Public Comment
Commentary: My Jail Term
The most diverting feature of my jail cell was the handsome stainless-steel console attached to one wall that cleverly combined the functions of washbasin, drinking fountain, and toilet. In its economy of line, its satisfying serviceability in all its functions, and its efficient and hygienic separation of those functions, it was the kind of thing one might encounter in the design galleries of the Museum of Modern Art. A very distant second place goes to the disposable toothbrush. After removing it from its sanitary package, I followed instructions to push the handle toward the brush head, which broke a seal and squeezed rather tasty toothpaste up into the bristles. My cell offered three of these. But even in the tedium of my two and a half hour confinement I used only one.
Other diversions were slender. Nothing to read. No Gideon Bible. No Reader’s Digest. No TV. Through the plexiglass wall at the front of my cell I could observe activity in the central reception area, but alas I’d drawn a rather lethargic, crime-deprived season for my sojourn.
I was able to watch the fingerprinting of the thirtyish woman with the wake-up fountain of hair spritzing Versailles-like from the crown of her head. She had arrived in the booking chamber a few minutes after I did, wonderfully enlivening the sociability of that grim place. Before I was taken to my cell, she and I sat near one another on a bench along one wall, each with our hands cuffed behind our backs. The ice was broken when one of her captors glanced casually at the paper showing the charge against me and asked me if I were that person. My fellow inmate seemed to approve of my achievement. I asked her what she was in for. “All kinds of shit,” she confessed. I said I hoped she’d enjoyed it all. “Very much,” she grinned.
My crime spree began when I parked my van parallel to the street in the broad driveways of some garages that I rent. The van was slightly on the sidewalk but in no way impeded the use of the sidewalk. In a neighborhood where many of my neighbors travel in wheelchairs, I am super-sensitive to the blocking of sidewalks. In this case I had parked so that two wheelchairs could easily have sashayed past performing intertwining figure-eights. I left my van there for perhaps five minutes and when I returned found a citation on the windshield. It was for parking “on or across sidewalk.”

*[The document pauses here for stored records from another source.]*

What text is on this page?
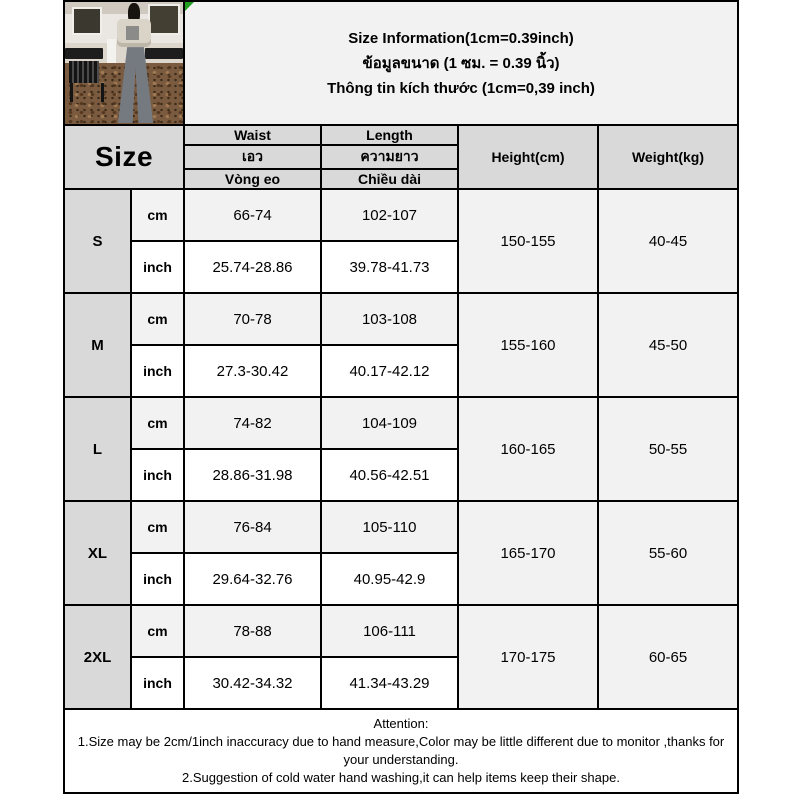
		Size Information(1cm=0.39inch)
ข้อมูลขนาด (1 ซม. = 0.39 นิ้ว)
Thông tin kích thước (1cm=0,39 inch)			

Size		Waist	Length	Height(cm)	Weight(kg)
		เอว	ความยาว		
		Vòng eo	Chiều dài		
S	cm	66-74	102-107	150-155	40-45
	inch	25.74-28.86	39.78-41.73		
M	cm	70-78	103-108	155-160	45-50
	inch	27.3-30.42	40.17-42.12		
L	cm	74-82	104-109	160-165	50-55
	inch	28.86-31.98	40.56-42.51		
XL	cm	76-84	105-110	165-170	55-60
	inch	29.64-32.76	40.95-42.9		
2XL	cm	78-88	106-111	170-175	60-65
	inch	30.42-34.32	41.34-43.29		

Attention:
1.Size may be 2cm/1inch inaccuracy due to hand measure,Color may be little different due to monitor ,thanks for your understanding.
2.Suggestion of cold water hand washing,it can help items keep their shape.					
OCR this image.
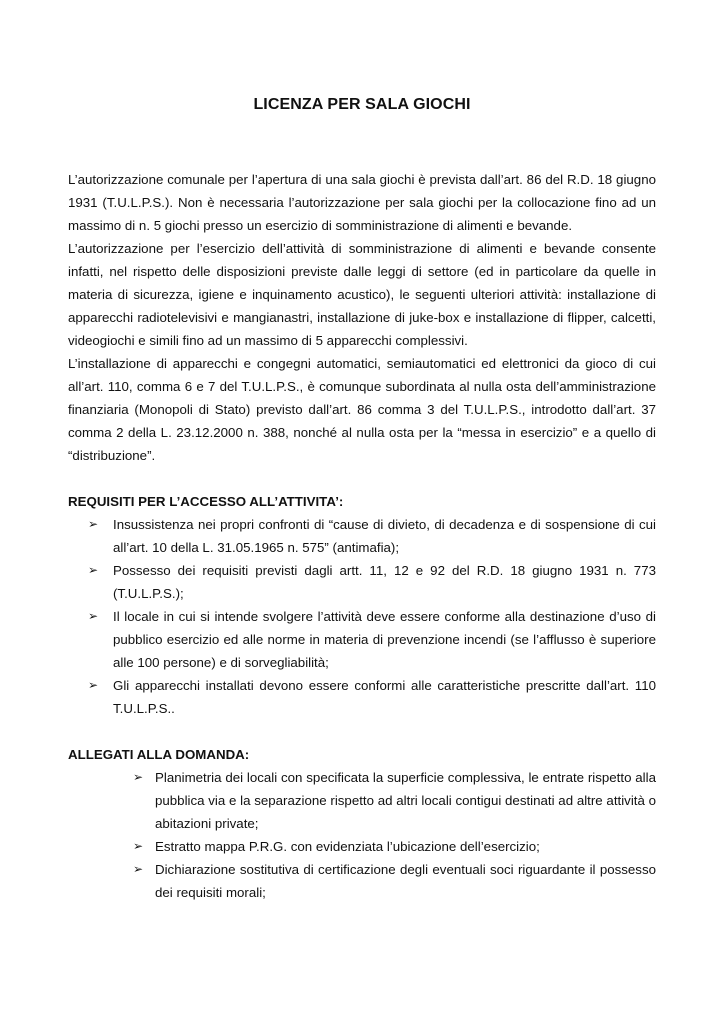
LICENZA PER SALA GIOCHI

L’autorizzazione comunale per l’apertura di una sala giochi è prevista dall’art. 86 del R.D. 18 giugno 1931 (T.U.L.P.S.). Non è necessaria l’autorizzazione per sala giochi per la collocazione fino ad un massimo di n. 5 giochi presso un esercizio di somministrazione di alimenti e bevande.

L’autorizzazione per l’esercizio dell’attività di somministrazione di alimenti e bevande consente infatti, nel rispetto delle disposizioni previste dalle leggi di settore (ed in particolare da quelle in materia di sicurezza, igiene e inquinamento acustico), le seguenti ulteriori attività: installazione di apparecchi radiotelevisivi e mangianastri, installazione di juke-box e installazione di flipper, calcetti, videogiochi e simili fino ad un massimo di 5 apparecchi complessivi.

L’installazione di apparecchi e congegni automatici, semiautomatici ed elettronici da gioco di cui all’art. 110, comma 6 e 7 del T.U.L.P.S., è comunque subordinata al nulla osta dell’amministrazione finanziaria (Monopoli di Stato) previsto dall’art. 86 comma 3 del T.U.L.P.S., introdotto dall’art. 37 comma 2 della L. 23.12.2000 n. 388, nonché al nulla osta per la “messa in esercizio” e a quello di “distribuzione”.

REQUISITI PER L’ACCESSO ALL’ATTIVITA’:
➢ Insussistenza nei propri confronti di “cause di divieto, di decadenza e di sospensione di cui all’art. 10 della L. 31.05.1965 n. 575” (antimafia);
➢ Possesso dei requisiti previsti dagli artt. 11, 12 e 92 del R.D. 18 giugno 1931 n. 773 (T.U.L.P.S.);
➢ Il locale in cui si intende svolgere l’attività deve essere conforme alla destinazione d’uso di pubblico esercizio ed alle norme in materia di prevenzione incendi (se l’afflusso è superiore alle 100 persone) e di sorvegliabilità;
➢ Gli apparecchi installati devono essere conformi alle caratteristiche prescritte dall’art. 110 T.U.L.P.S..
ALLEGATI ALLA DOMANDA:
➢ Planimetria dei locali con specificata la superficie complessiva, le entrate rispetto alla pubblica via e la separazione rispetto ad altri locali contigui destinati ad altre attività o abitazioni private;
➢ Estratto mappa P.R.G. con evidenziata l’ubicazione dell’esercizio;
➢ Dichiarazione sostitutiva di certificazione degli eventuali soci riguardante il possesso dei requisiti morali;
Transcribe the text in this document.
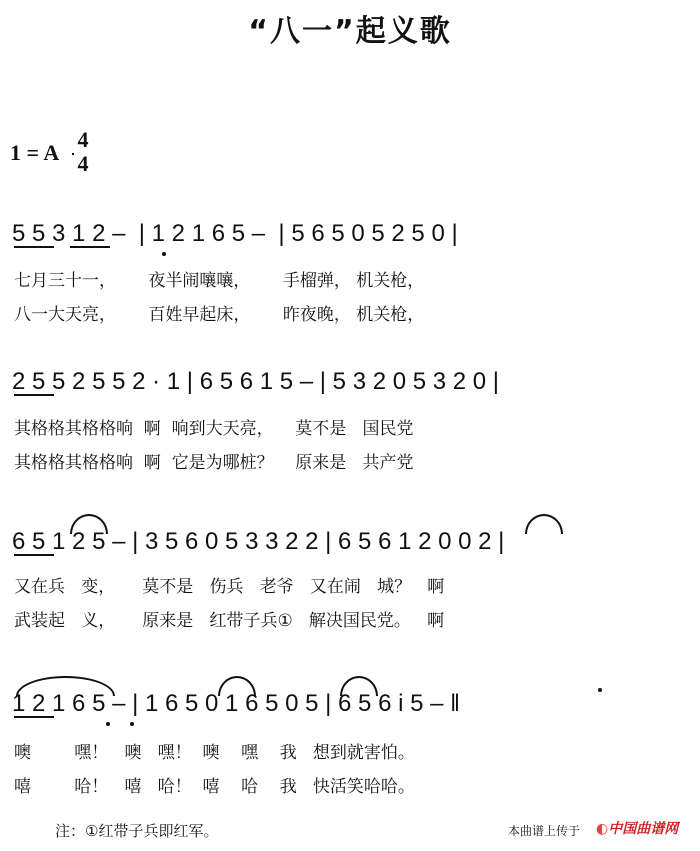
“八一”起义歌
1 = A
4
4
5 5 3 1 2 –  | 1 2 1 6 5 –  | 5 6 5 0 5 2 5 0 |
七月三十一，      夜半闹嚷嚷，      手榴弹， 机关枪，
八一大天亮，      百姓早起床，      昨夜晚， 机关枪，
2 5 5 2 5 5 2 · 1 | 6 5 6 1 5 – | 5 3 2 0 5 3 2 0 |
其格格其格格响  啊  响到大天亮，    莫不是   国民党
其格格其格格响  啊  它是为哪桩？    原来是   共产党
6 5 1 2 5 – | 3 5 6 0 5 3 3 2 2 | 6 5 6 1 2 0 0 2 |
又在兵   变，     莫不是   伤兵   老爷   又在闹   城？   啊
武装起   义，     原来是   红带子兵①   解决国民党。   啊
1 2 1 6 5 – | 1 6 5 0 1 6 5 0 5 | 6 5 6 i 5 – ‖
噢        嘿！   噢   嘿！  噢    嘿    我   想到就害怕。
嘻        哈！   嘻   哈！  嘻    哈    我   快活笑哈哈。
注：①红带子兵即红军。	本曲谱上传于 ◐中国曲谱网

Spotting the parking enforcement vehicle about a block away, I drove there. “Did you put this on my windshield?” I asked the officer. “Yes,” she said, “you were parked on the sidewalk.” I said, “I was in no way blocking the sidewalk.” “You were parked on the sidewalk,” she repeated. I asked her to take back the ticket. She refused. The stupidity and unfairness of it overcame me and I stuck the crumpled citation under the epaulet of her jacket. It was not a wise gesture.
Driving a couple of blocks to where I had business to do, for a few minutes I enjoyed some deep sense of injustice answered. It was a fleeting satisfaction.

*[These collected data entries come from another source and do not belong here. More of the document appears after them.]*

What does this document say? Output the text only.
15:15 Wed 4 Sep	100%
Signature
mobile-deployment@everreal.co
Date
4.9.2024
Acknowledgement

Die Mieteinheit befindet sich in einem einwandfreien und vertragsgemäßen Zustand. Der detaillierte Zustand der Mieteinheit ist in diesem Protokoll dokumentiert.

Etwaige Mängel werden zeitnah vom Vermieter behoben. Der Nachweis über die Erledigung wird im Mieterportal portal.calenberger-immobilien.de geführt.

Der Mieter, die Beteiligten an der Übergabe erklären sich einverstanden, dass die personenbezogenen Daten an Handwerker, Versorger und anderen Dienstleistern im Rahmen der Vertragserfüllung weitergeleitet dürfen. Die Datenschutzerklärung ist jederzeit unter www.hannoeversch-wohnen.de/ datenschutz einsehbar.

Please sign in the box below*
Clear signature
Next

I parked and was walking toward my destination when an armada of police cars appeared. In short order, I was halted by a very severe officer, who commanded me gruffly to “Give me those things,” referring to the looseleaf binder and highlighter markers I was carrying. I couldn’t imagine what might seem dangerous about them. I suggested he might say “Please” and he barked still more gruffly to “Give me those things.” I did that. He threw them on the sidewalk and stepped on the binder. I suggested no further courtesies.

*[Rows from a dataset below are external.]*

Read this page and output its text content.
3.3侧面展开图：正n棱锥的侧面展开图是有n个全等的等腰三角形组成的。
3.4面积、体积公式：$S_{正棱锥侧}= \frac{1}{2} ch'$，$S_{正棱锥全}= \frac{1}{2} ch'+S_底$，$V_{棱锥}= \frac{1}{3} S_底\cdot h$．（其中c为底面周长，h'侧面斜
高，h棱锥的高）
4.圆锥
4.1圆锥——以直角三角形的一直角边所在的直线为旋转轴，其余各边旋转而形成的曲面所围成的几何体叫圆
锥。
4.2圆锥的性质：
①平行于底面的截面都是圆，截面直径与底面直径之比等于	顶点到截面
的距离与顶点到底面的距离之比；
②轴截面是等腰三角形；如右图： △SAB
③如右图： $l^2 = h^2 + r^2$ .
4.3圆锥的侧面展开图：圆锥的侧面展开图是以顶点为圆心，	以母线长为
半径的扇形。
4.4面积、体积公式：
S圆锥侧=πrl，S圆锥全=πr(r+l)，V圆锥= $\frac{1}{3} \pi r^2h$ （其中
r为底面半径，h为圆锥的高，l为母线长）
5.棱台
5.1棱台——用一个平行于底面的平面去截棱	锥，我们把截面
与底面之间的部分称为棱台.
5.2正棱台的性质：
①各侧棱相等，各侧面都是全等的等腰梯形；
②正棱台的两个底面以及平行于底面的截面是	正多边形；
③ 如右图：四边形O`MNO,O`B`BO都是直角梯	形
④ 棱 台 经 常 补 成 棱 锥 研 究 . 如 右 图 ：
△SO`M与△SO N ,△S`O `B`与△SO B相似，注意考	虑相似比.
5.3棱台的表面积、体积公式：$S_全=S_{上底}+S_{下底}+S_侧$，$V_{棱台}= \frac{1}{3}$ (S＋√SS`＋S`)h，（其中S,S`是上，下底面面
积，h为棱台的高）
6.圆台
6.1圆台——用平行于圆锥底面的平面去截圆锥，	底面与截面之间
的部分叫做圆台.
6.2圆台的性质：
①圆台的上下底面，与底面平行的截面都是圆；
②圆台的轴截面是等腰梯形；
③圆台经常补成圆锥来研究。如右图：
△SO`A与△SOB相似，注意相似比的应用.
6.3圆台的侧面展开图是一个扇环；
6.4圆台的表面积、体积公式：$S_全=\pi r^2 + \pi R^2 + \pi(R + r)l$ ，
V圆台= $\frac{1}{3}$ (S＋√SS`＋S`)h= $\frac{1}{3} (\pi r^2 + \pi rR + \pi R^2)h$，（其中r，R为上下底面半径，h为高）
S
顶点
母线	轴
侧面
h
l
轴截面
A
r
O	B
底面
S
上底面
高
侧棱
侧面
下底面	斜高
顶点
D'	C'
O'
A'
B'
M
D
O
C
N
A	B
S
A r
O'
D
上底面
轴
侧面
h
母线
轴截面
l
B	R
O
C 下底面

A small battalion of officers assembled, one of them wearing devil’s horns (it was Halloween). The neighbors were impressed. I was told that I was to be charged with battery on a police officer. I was frisked and handcuffed. In the course of this, several officers spoke civilly with me and asked me to describe my exchange with the traffic officer. The exception was the barking one, who at one point snarled in my face something like: “Are you a mental case? Are you on drugs?” The questions were probably rhetorical, but I answered, as honestly as I could, “no” to both. Later, as he was hustling me toward a police car, another officer said to him, “Don’t play with him. Just put him in the car.”
I was released from jail after a very few hours. I sent a note to the traffic officer acknowledging that I knew she was just doing what she regarded as her job and apologizing for any distress I may have caused her. Judging from the magnitude of the reaction, I caused a lot.
In retrospect I’m a little ashamed that my jailing resulted from so paltry an infraction. It rises nowhere near the stature of Henry Thoreau’s one-day incarceration for tax-refusal over the Mexican War. It lacks any of the sordid passion that put the poet Paul Verlaine in prison for shooting the provocative Arthur Rimbaud in the wrist. And Mohandas Gandhi’s life-long readiness to face imprisonment for the noblest principles brilliantly eclipses my fleeting and unanticipated acquaintance with the lockup.
I did learn something. If you are ever handcuffed, relax your arms. Handcuffs punish resistance. But one can settle into them rather cozily if the arms and wrists just dangle.